Cooked books: Know the signs
Published 5:00 am Thursday, November 4, 2010
SAN FRANCISCO — Talk about a caffeine jolt. When securities regulators questioned whether Green Mountain Coffee Roasters had improperly booked sales, investors unceremoniously dumped the stock down the drain.
The high-flying shares lost 20 percent of their value within a week following the late September news of the Securities and Exchange Commission probe. The sell-off shaved $1 billion from the market value of the fast-growing coffee company that sells the Keurig single-cup coffee machines and the coffee brewed in them.
Green Mountain hasn’t been charged with any wrongdoing, but the stock hasn’t yet recovered from the beating.
How a company accounts for sales can be a gray area of a financial statement, challenging an investor’s ongoing efforts to give a company’s earnings a thorough examination.
Accordingly, it’s crucial to watch for changes to the “revenue recognition” policy a company uses. This policy can be found in the “critical accounting policies” section of a company’s annual and quarterly reports, which are filed with the SEC.
Besides checking on revenue recognition, there are other clues that a company is possibly manipulating sales:
• Compare policies: When looking at one company, check on another that makes or sells similar products. The key is to see which company within an industry sector appears to be more aggressive in recording sales.
This is because all companies will phrase their revenue recognition policy so “it sounds right,” said Tom Robinson, managing director for education at the CFA Institute, a global association of investment professionals.
“The earlier in the process they book a sale, the less conservative they are,” Robinson said.
• Days sales outstanding: It’s also important to check if a company is getting looser with its credit terms or offering other incentives to push more product onto its retailers.
To find out, calculate the days sales outstanding. This measures how fast a company is collecting revenue after a sale has been marked on the books.
To calculate days sales outstanding on a quarterly basis, multiply total receivables by 91.25 days.
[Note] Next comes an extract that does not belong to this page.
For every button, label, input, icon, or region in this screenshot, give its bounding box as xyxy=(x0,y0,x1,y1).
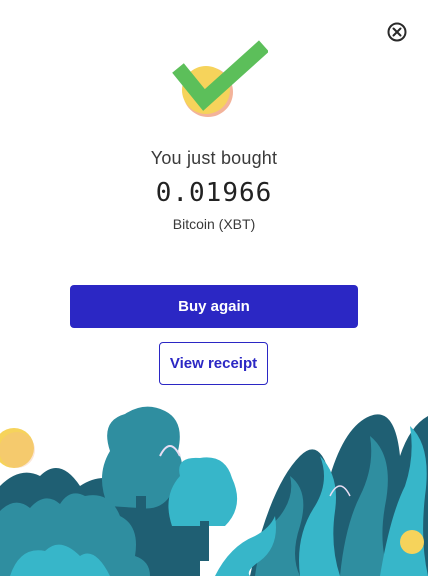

Then divide that result by sales for the current quarter.
If the resulting number is two to three days higher than the previous year’s quarter, this could be a clue that a company is getting more aggressive, said Bill Whiteside of Behind The Numbers, a research firm that scrutinizes balance sheets for aggressive accounting.
Yet be aware that a higher days sales outstanding number does not always prove accounting shenanigans.
For instance, days sales outstanding can increase if a company made an acquisition or is experiencing accelerated sales growth. So further fact-digging is required before drawing any conclusions, he said.
• Deferred revenue: Deferred revenue is another place to check for sales discrepancies on a company’s books. It can be found on the balance sheet under the liabilities section.
Deferred revenue is money collected before a company ships its product. It is considered a liability until the revenue is recognized on the income statement.
Normally, you want to see deferred revenue and sales growing at roughly the same pace.
Here’s what to watch out for: If the amount of deferred revenue being reported each quarter is growing at a slower rate than sales growth, this may be a sign a company is closing fewer deals and future revenue will wane.
• Unbilled receivables: Look out for a sharp jump in unbilled receivables, which are listed in the current assets section of the financial statements.
These are long-term contracts under which a company agrees to perform work over a length of time and periodically bills the customer for completed work.